With my uncle's passing, an important bloodlink to my late father also disappears. Born only two years apart, it was evident that they would spend their childhood together and by all accounts, they were inseparable in that timeframe. Only later, when R. made a career in the industry, and work and marriage took him to other areas physically, did they grow apart somewhat. Yet both lived and laboured honorably, had sound marriages, and raised their offspring admirably. My cousins are the closest to the brothers I never had, and I am grateful for them.
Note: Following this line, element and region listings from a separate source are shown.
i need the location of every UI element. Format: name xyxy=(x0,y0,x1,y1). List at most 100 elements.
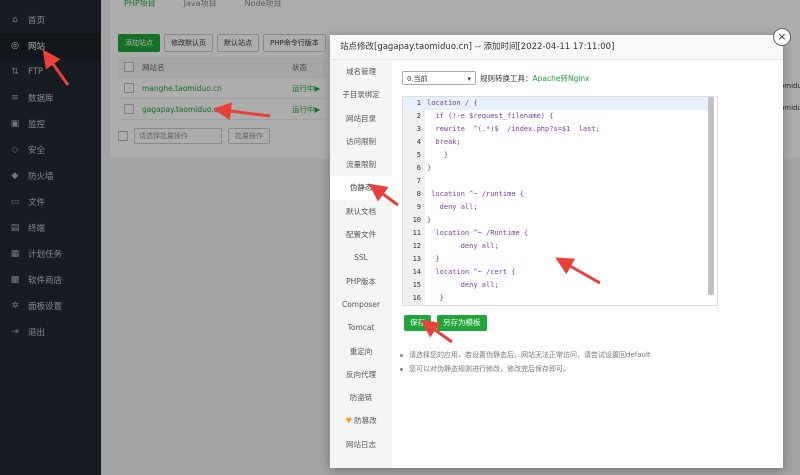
modal-side-menu: 域名管理子目录绑定网站目录访问限制流量限制伪静态默认文档配置文件 SSL PHP版本… xyxy=(330,60,392,468)
code-text: rewrite ^(.*)$ /index.php?s=$1 last; xyxy=(427,125,600,133)
code-line[interactable]: 9 deny all; xyxy=(403,201,708,214)
code-text: location / { xyxy=(427,99,478,107)
modal-tab-3[interactable]: 访问限制 xyxy=(330,130,392,153)
modal-tab-label: 网站目录 xyxy=(346,113,376,123)
modal-tab-7[interactable]: 配置文件 xyxy=(330,223,392,246)
code-line[interactable]: 3 rewrite ^(.*)$ /index.php?s=$1 last; xyxy=(403,123,708,136)
code-text: location ^~ /cert { xyxy=(427,268,516,276)
code-line[interactable]: 13 } xyxy=(403,253,708,266)
line-number: 14 xyxy=(412,268,421,276)
code-text: } xyxy=(427,216,432,224)
line-number: 9 xyxy=(416,203,421,211)
modal-tab-label: 伪静态 xyxy=(349,183,373,193)
modal-tab-4[interactable]: 流量限制 xyxy=(330,153,392,176)
modal-tab-label: SSL xyxy=(354,253,368,263)
line-number: 2 xyxy=(416,112,421,120)
line-number: 15 xyxy=(412,281,421,289)
code-text: deny all; xyxy=(427,203,478,211)
modal-tab-label: 默认文档 xyxy=(346,206,376,216)
modal-tab-11[interactable]: Tomcat xyxy=(330,316,392,339)
modal-tab-14[interactable]: 防盗链 xyxy=(330,386,392,409)
close-icon[interactable]: × xyxy=(773,28,791,46)
line-number: 8 xyxy=(416,190,421,198)
rewrite-version-value: 0.当前 xyxy=(407,75,428,83)
code-line[interactable]: 11 location ^~ /Runtime { xyxy=(403,227,708,240)
modal-tab-label: 访问限制 xyxy=(346,136,376,146)
editor-scrollbar[interactable] xyxy=(708,97,714,295)
tip-item: 请选择您的应用，若设置伪静态后，网站无法正常访问，请尝试设置回default xyxy=(400,348,651,362)
modal-tab-label: 防篡改 xyxy=(354,416,377,426)
modal-tab-9[interactable]: PHP版本 xyxy=(330,270,392,293)
code-line[interactable]: 8 location ^~ /runtime { xyxy=(403,188,708,201)
tips-list: 请选择您的应用，若设置伪静态后，网站无法正常访问，请尝试设置回default 您… xyxy=(400,348,651,376)
code-text: if (!-e $request_filename) { xyxy=(427,112,554,120)
modal-tab-label: 防盗链 xyxy=(349,393,373,403)
modal-tab-label: 域名管理 xyxy=(346,67,376,76)
line-number: 1 xyxy=(416,99,421,107)
code-text: } xyxy=(427,151,449,159)
modal-tab-8[interactable]: SSL xyxy=(330,246,392,269)
modal-title: 站点修改[gagapay.taomiduo.cn] -- 添加时间[2022-0… xyxy=(330,35,783,60)
line-number: 11 xyxy=(412,229,421,237)
tip-text: 请选择您的应用，若设置伪静态后，网站无法正常访问，请尝试设置回default xyxy=(409,351,651,359)
apache-to-nginx-link[interactable]: Apache转Nginx xyxy=(533,74,590,83)
line-number: 10 xyxy=(412,216,421,224)
rewrite-version-select[interactable]: 0.当前 ▾ xyxy=(402,71,476,85)
save-as-template-button[interactable]: 另存为模板 xyxy=(437,315,487,331)
modal-tab-2[interactable]: 网站目录 xyxy=(330,107,392,130)
modal-tab-1[interactable]: 子目录绑定 xyxy=(330,83,392,106)
code-line[interactable]: 15 deny all; xyxy=(403,279,708,292)
code-line[interactable]: 7 xyxy=(403,175,708,188)
code-text: break; xyxy=(427,138,461,146)
line-number: 13 xyxy=(412,255,421,263)
code-line[interactable]: 2 if (!-e $request_filename) { xyxy=(403,110,708,123)
code-text: deny all; xyxy=(427,242,499,250)
tip-item: 您可以对伪静态规则进行修改，修改完后保存即可。 xyxy=(400,362,651,376)
modal-tab-label: Tomcat xyxy=(347,323,375,333)
code-text: } xyxy=(427,255,440,263)
save-button[interactable]: 保存 xyxy=(404,315,431,331)
modal-tab-label: 子目录绑定 xyxy=(342,90,380,100)
line-number: 6 xyxy=(416,164,421,172)
modal-tab-label: 网站日志 xyxy=(346,439,376,449)
code-line[interactable]: 12 deny all; xyxy=(403,240,708,253)
code-line[interactable]: 5 } xyxy=(403,149,708,162)
modal-tab-6[interactable]: 默认文档 xyxy=(330,200,392,223)
modal-tab-13[interactable]: 反向代理 xyxy=(330,363,392,386)
modal-tab-5[interactable]: 伪静态 xyxy=(330,176,392,200)
code-text: deny all; xyxy=(427,281,499,289)
code-line[interactable]: 4 break; xyxy=(403,136,708,149)
convert-tool-label: 规则转换工具： xyxy=(480,74,533,83)
chevron-down-icon: ▾ xyxy=(467,75,471,83)
code-text: } xyxy=(427,294,444,302)
code-text: location ^~ /runtime { xyxy=(427,190,524,198)
line-number: 3 xyxy=(416,125,421,133)
modal-tab-10[interactable]: Composer xyxy=(330,293,392,316)
line-number: 7 xyxy=(416,177,421,185)
modal-tab-15[interactable]: ♥ 防篡改 xyxy=(330,409,392,432)
rewrite-code-editor[interactable]: 1 location / { 2 if (!-e $request_filename… xyxy=(402,96,718,306)
modal-tab-label: PHP版本 xyxy=(346,276,376,286)
convert-tool: 规则转换工具：Apache转Nginx xyxy=(480,73,590,84)
code-line[interactable]: 16 } xyxy=(403,292,708,305)
code-text: } xyxy=(427,164,432,172)
modal-tab-label: Composer xyxy=(341,299,381,309)
modal-tab-label: 流量限制 xyxy=(346,160,376,170)
line-number: 5 xyxy=(416,151,421,159)
code-line[interactable]: 6} xyxy=(403,162,708,175)
code-line[interactable]: 14 location ^~ /cert { xyxy=(403,266,708,279)
modal-tab-0[interactable]: 域名管理 xyxy=(330,60,392,83)
modal-tab-12[interactable]: 重定向 xyxy=(330,340,392,363)
line-number: 12 xyxy=(412,242,421,250)
modal-tab-label: 反向代理 xyxy=(346,369,376,379)
modal-tab-label: 配置文件 xyxy=(346,230,376,240)
line-number: 4 xyxy=(416,138,421,146)
code-line[interactable]: 1 location / { xyxy=(403,97,708,110)
tip-text: 您可以对伪静态规则进行修改，修改完后保存即可。 xyxy=(409,365,570,373)
code-line[interactable]: 10} xyxy=(403,214,708,227)
shield-icon: ♥ xyxy=(345,416,353,426)
modal-tab-label: 重定向 xyxy=(349,346,373,356)
code-text: location ^~ /Runtime { xyxy=(427,229,529,237)
line-number: 16 xyxy=(412,294,421,302)
modal-tab-16[interactable]: 网站日志 xyxy=(330,433,392,456)
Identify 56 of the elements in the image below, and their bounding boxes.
Now R. is no more, and I wish I could say from the bottom of my heart that he is now reunited with his brother, my father. Yet at least four decades of living in a sick society where daily assaults on Christianity are the rule, have taken their toll... and I admit that right now it's hard to be assured of their being together again. Still, let us recall Pope Benedict XVI saying bravely that "doubt is the handmaiden of faith", and, regardless, I keep going back to feeling and being a Christian as if it's the most natural state in the world. I guess I should feel lucky for that.

I guess I am.

"Yea, though I walk through the valley of the shadow of death, I will fear no evil: for Thou art with me; Thy rod and Thy staff they comfort me."
~ Psalm 23:4 ~

Rest in Peace, dear Uncle, and thank you for everything. God bless.